MMC - unsupervised RLS; maximum margin clustering type, stochastic search

class rlscore.learner.mmc.MMC(X, regparam=1.0, number_of_clusters=2, kernel='LinearKernel', basis_vectors=None, Y=None, fixed_indices=None, callback=None, **kwargs)

Bases: rlscore.predictor.predictor.PredictorInterface

RLS-based maximum-margin clustering.

Performs stochastic search, that aims to find a labeling of the data such that would minimize the RLS-objective function.

Parameters:
X : {array-like, sparse matrix}, shape = [n_samples, n_features]

Data matrix

regparam : float, optional

regularization parameter, regparam > 0 (default=1.0)

number_of_clusters : int, optional

number of clusters (default = 2)

kernel : {‘LinearKernel’, ‘GaussianKernel’, ‘PolynomialKernel’, ‘PrecomputedKernel’, …}

kernel function name, imported dynamically from rlscore.kernel

basis_vectors : {array-like, sparse matrix}, shape = [n_bvectors, n_features], optional

basis vectors (typically a randomly chosen subset of the training data)

Y : {array-like}, shape = [n_samples] or [n_samples, n_clusters], optional

Initial clustering (binary or one-versus-all encoding)

fixed_indixes : list of indices, optional

Instances whose clusters are prefixed (i.e. not allowed to change)

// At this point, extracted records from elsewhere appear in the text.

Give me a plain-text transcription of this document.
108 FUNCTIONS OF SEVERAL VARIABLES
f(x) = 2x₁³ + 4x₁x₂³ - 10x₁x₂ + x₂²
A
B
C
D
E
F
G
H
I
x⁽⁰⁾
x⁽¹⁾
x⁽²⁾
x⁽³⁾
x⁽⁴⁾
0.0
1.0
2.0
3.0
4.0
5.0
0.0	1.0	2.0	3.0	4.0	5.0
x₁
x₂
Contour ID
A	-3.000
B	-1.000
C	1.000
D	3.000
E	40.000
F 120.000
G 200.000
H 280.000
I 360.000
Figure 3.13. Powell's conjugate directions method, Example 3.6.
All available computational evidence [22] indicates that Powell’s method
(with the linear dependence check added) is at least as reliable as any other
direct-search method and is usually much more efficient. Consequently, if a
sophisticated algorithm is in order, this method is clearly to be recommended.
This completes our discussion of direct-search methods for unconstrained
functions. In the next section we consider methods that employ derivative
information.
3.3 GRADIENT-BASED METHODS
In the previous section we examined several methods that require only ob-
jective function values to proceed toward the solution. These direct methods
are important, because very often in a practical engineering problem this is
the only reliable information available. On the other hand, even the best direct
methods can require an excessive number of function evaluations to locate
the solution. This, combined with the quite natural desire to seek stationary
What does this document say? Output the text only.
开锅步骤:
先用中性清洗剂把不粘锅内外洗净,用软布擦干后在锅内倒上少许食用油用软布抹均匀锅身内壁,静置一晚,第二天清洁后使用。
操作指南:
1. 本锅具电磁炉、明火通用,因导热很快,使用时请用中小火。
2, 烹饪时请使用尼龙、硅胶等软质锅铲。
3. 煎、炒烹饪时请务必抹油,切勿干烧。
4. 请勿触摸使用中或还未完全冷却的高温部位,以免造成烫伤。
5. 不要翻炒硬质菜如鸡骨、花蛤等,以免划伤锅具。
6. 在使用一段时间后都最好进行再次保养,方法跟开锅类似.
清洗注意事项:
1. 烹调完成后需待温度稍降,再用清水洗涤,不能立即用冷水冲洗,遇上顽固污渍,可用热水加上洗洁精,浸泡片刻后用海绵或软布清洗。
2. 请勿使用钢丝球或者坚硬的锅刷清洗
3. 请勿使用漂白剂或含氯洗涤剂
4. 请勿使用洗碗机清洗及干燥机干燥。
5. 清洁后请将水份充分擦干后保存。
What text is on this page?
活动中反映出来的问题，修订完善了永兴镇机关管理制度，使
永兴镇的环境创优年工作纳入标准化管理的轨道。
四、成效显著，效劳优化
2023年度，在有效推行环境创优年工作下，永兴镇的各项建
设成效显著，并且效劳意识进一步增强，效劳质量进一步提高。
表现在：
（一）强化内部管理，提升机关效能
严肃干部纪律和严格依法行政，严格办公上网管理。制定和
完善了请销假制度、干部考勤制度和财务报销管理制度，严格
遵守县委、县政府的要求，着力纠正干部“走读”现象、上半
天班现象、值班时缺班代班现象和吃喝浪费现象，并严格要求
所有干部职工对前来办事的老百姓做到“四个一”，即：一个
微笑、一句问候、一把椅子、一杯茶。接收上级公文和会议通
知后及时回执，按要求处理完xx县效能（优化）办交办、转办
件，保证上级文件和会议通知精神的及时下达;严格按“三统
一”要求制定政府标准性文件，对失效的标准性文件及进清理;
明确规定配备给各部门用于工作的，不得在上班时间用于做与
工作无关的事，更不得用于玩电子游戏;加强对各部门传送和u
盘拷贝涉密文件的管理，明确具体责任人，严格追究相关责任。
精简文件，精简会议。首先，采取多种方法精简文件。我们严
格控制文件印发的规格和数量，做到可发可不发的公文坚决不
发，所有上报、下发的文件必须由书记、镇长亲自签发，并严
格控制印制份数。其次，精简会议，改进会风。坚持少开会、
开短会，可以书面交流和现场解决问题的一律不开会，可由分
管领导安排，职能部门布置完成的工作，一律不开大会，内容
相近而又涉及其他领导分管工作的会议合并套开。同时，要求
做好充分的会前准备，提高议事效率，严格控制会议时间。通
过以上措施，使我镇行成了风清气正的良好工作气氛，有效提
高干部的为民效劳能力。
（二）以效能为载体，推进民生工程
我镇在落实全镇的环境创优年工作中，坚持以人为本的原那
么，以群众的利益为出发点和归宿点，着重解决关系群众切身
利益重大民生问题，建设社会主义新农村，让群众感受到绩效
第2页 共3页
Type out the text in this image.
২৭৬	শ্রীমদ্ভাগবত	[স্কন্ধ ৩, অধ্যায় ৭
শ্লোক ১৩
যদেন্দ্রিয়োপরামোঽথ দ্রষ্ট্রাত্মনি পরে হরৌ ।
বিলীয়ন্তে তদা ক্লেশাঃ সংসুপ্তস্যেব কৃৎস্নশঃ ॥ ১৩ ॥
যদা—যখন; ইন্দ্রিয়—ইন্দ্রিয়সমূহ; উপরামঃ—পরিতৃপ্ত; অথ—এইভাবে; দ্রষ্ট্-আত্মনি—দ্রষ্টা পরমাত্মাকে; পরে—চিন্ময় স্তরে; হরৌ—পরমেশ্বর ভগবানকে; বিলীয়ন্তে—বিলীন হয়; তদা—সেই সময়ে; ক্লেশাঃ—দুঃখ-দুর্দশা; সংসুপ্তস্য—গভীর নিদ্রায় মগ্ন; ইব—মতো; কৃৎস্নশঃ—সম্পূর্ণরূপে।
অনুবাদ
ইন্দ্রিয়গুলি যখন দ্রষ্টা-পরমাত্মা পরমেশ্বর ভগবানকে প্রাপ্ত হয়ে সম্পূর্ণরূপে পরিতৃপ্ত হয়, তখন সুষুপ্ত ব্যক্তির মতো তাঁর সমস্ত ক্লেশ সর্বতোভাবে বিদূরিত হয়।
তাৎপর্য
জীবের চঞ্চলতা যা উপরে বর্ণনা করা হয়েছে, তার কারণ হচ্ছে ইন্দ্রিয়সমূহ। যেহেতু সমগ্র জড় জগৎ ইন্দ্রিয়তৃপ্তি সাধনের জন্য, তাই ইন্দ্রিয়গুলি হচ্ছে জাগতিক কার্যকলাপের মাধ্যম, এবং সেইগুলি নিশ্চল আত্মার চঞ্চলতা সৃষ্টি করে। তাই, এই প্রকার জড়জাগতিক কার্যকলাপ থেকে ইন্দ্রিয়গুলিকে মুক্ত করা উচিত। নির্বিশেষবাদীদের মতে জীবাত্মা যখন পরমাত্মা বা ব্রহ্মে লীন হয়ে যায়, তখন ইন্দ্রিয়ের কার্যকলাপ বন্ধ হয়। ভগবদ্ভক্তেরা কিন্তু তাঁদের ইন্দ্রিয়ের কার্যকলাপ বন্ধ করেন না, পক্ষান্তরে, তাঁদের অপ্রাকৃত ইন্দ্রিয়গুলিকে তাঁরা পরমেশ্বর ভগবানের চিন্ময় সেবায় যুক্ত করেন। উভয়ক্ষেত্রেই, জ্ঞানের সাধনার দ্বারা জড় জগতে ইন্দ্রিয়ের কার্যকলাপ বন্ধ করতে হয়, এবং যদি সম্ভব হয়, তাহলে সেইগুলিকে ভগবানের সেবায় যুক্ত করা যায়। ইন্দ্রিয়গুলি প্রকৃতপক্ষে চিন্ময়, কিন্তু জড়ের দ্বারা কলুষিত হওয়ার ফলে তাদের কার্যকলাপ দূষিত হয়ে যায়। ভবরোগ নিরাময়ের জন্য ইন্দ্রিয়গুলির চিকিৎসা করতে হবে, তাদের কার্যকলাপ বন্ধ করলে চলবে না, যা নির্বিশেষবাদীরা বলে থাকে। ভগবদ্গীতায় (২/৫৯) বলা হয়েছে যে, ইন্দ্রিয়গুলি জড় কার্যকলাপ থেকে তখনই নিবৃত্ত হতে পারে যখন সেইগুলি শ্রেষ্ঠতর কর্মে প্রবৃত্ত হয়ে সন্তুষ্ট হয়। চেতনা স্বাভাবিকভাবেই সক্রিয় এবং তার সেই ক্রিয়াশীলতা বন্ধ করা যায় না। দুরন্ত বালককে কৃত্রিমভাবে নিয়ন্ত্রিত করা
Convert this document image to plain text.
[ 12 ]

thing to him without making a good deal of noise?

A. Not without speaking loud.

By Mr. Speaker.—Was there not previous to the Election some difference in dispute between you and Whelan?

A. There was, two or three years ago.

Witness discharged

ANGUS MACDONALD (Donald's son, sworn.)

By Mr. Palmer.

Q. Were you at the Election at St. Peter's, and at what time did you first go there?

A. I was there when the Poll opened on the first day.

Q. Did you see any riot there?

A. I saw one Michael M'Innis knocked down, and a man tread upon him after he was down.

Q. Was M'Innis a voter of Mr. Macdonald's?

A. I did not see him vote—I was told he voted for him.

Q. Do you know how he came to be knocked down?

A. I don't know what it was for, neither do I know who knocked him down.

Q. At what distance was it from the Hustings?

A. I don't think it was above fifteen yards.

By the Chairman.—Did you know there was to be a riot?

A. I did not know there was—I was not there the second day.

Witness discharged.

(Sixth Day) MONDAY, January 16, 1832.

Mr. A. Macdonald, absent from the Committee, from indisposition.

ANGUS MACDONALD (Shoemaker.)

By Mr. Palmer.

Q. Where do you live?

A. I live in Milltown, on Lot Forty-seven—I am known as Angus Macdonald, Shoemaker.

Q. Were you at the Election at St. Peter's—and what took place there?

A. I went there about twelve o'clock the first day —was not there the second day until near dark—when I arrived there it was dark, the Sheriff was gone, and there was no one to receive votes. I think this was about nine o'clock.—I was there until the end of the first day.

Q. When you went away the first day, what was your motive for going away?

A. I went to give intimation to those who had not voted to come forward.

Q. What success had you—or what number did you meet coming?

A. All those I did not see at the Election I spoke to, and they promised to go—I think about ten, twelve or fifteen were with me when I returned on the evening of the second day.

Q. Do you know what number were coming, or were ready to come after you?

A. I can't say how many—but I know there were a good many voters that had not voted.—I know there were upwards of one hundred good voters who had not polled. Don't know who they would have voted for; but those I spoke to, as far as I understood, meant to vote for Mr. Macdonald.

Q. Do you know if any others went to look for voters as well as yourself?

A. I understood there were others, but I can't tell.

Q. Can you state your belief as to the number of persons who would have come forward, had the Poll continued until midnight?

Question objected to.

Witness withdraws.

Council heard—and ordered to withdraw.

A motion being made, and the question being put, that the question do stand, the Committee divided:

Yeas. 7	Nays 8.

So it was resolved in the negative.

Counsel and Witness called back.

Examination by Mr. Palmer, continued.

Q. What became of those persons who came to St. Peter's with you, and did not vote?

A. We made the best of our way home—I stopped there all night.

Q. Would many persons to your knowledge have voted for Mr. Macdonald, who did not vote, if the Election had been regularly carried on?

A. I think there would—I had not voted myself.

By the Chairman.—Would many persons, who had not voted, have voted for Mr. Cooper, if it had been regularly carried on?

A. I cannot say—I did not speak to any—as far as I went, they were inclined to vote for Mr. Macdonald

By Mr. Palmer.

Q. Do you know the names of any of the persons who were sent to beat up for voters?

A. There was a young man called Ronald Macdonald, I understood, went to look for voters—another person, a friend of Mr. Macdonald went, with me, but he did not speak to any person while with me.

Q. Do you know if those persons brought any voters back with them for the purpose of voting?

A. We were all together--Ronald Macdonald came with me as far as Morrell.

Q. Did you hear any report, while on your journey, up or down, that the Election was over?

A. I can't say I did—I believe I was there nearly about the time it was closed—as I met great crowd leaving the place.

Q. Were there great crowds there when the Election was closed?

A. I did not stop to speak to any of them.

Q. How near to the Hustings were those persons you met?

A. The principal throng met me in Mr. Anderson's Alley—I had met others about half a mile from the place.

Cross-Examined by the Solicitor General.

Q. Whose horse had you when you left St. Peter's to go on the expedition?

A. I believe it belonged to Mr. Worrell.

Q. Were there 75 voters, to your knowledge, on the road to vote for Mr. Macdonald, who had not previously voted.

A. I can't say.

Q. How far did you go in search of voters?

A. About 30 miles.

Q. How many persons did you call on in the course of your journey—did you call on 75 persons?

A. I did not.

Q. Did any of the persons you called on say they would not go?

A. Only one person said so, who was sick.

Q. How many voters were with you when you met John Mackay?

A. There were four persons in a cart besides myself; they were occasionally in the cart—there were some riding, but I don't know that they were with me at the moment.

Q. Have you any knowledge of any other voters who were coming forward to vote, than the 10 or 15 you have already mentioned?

callback : callback function, optional

called after each pass through data

Other Parameters:
 
bias : float, optional

LinearKernel: the model is w*x + bias*w0, (default=1.0)

gamma : float, optional

GaussianKernel: k(xi,xj) = e^(-gamma*<xi-xj,xi-xj>) (default=1.0) PolynomialKernel: k(xi,xj) = (gamma * <xi, xj> + coef0)**degree (default=1.0)

coef0 : float, optional

PolynomialKernel: k(xi,xj) = (gamma * <xi, xj> + coef0)**degree (default=0.)

degree : int, optional

PolynomialKernel: k(xi,xj) = (gamma * <xi, xj> + coef0)**degree (default=2)

Notes

The MMC algorithm is described in [1].

References

[1] Fabian Gieseke, Tapio Pahikkala, and Oliver Kramer. Fast Evolutionary Maximum Margin Clustering. Proceedings of the 26th International Conference on Machine Learning, 361-368, ACM, 2009.

Attributes:
predictor : {LinearPredictor, KernelPredictor}

trained predictor

predict(X)

Predicts outputs for new inputs

Parameters:
X : {array-like, sparse matrix}, shape = [n_samples, n_features]

input data matrix

Returns:
P : array, shape = [n_samples, n_tasks]

predictions

solve(regparam)

Trains the learning algorithm, using the given regularization parameter.

Parameters:
regparam : float (regparam > 0)

regularization parameter

step(flipindex)

Perform one iteration step by checking whether flipping the label indexed by flipindex improves the current state. If it does, then the label is flipped. Otherwise, the the current label vector is left unchanged. flipindex: the index of the label to be flipped. returns: True, if the label is flipped and False otherwise.

stepLOO(flipindex)

Perform one iteration step by checking whether flipping the label indexed by flipindex improves the current state. If it does, then the label is flipped. Otherwise, the the current label vector is left unchanged. flipindex : the index of the label to be flipped. returns : True, if the label is flipped and False otherwise.